La Belgique n'enverra pas de ministres à la conférence de l'Onu contre le racisme

Le kern (comité ministériel restreint) a tranché ce vendredi une question diplomatique très délicate.

La Belgique n'enverra pas de ministres à la conférence de l'Onu contre le racisme
©REPORTERS

Le 22 septembre, à New York, l'ONU organise un sommet pour le vingtième anniversaire de la conférence de Durban contre le racisme.
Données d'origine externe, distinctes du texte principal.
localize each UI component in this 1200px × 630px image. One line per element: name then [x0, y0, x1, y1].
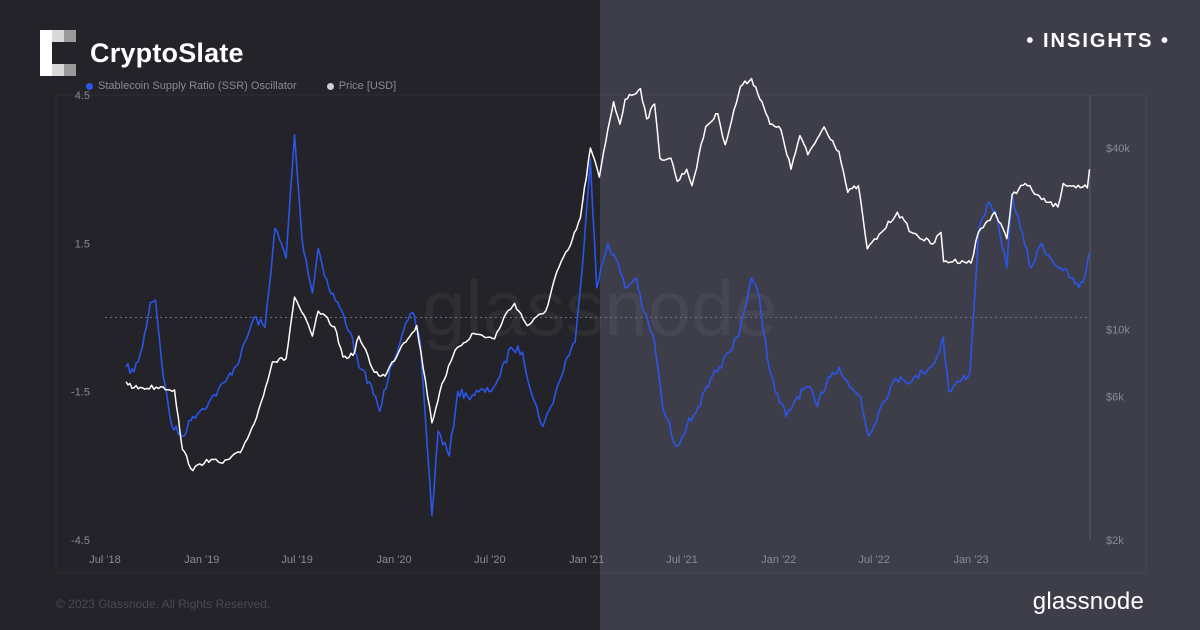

L'esprit de cette conférence, à la base fort louable, avait sombré ces dernières années dans un climat... antisémite.

Une tribune pour la parole antisémite...

La première conférence de Durban avait été déjà marquée par de profondes divisions sur les questions de l'antisémitisme, du colonialisme et de l'esclavagisme. Certains pays arabes avaient tenté d'assimiler le sionisme au racisme. Le moment de rupture remonte toutefois à 2009 : à Genève, l'ancien président iranien Mahmoud Ahmadinejad avait qualifié Israël de "gouvernement raciste".

Dans une telle ambiance, de nombreux pays, dont nos voisins directs, ont refusé de participer au sommet de New York.

La position belge se faisait toutefois attendre. La N-VA, dans l'opposition au fédéral, avait réclamé fin août le boycott du sommet Durban IV.

On y voit désormais plus clair : les principaux ministres fédéraux ont décidé ce vendredi que la Belgique n'enverrait aucun ministre le 22 septembre à New York.

Une présence malgré tout ?

Toutefois, la diplomatie belge examine la possibilité d'assurer malgré tout une présence de notre pays (par exemple, via un diplomate) afin de porter, lors de la conférence à venir, un message fort contre le racisme et l'antisémitisme.

Réaction de la N-VA

Le député fédéral N-VA Michael Freilich (l'ancien rédacteur en chef du mensuel anversois Joods Actueel) a tenu à réagir à nos informations. Il déplore ce qu'il estime être "un manque de courage" du gouvernement fédéral. "C'est un compromis à la belge, déclare-t-il. Soit on estime que cette conférence en vaut la peine et, alors, on envoie tous les ministres ; soit on estime qu'on ne peut pas y aller et, alors, on boycotte complètement le sommet. Avec la N-VA au pouvoir, on aurait eu une position beaucoup plus tranchée."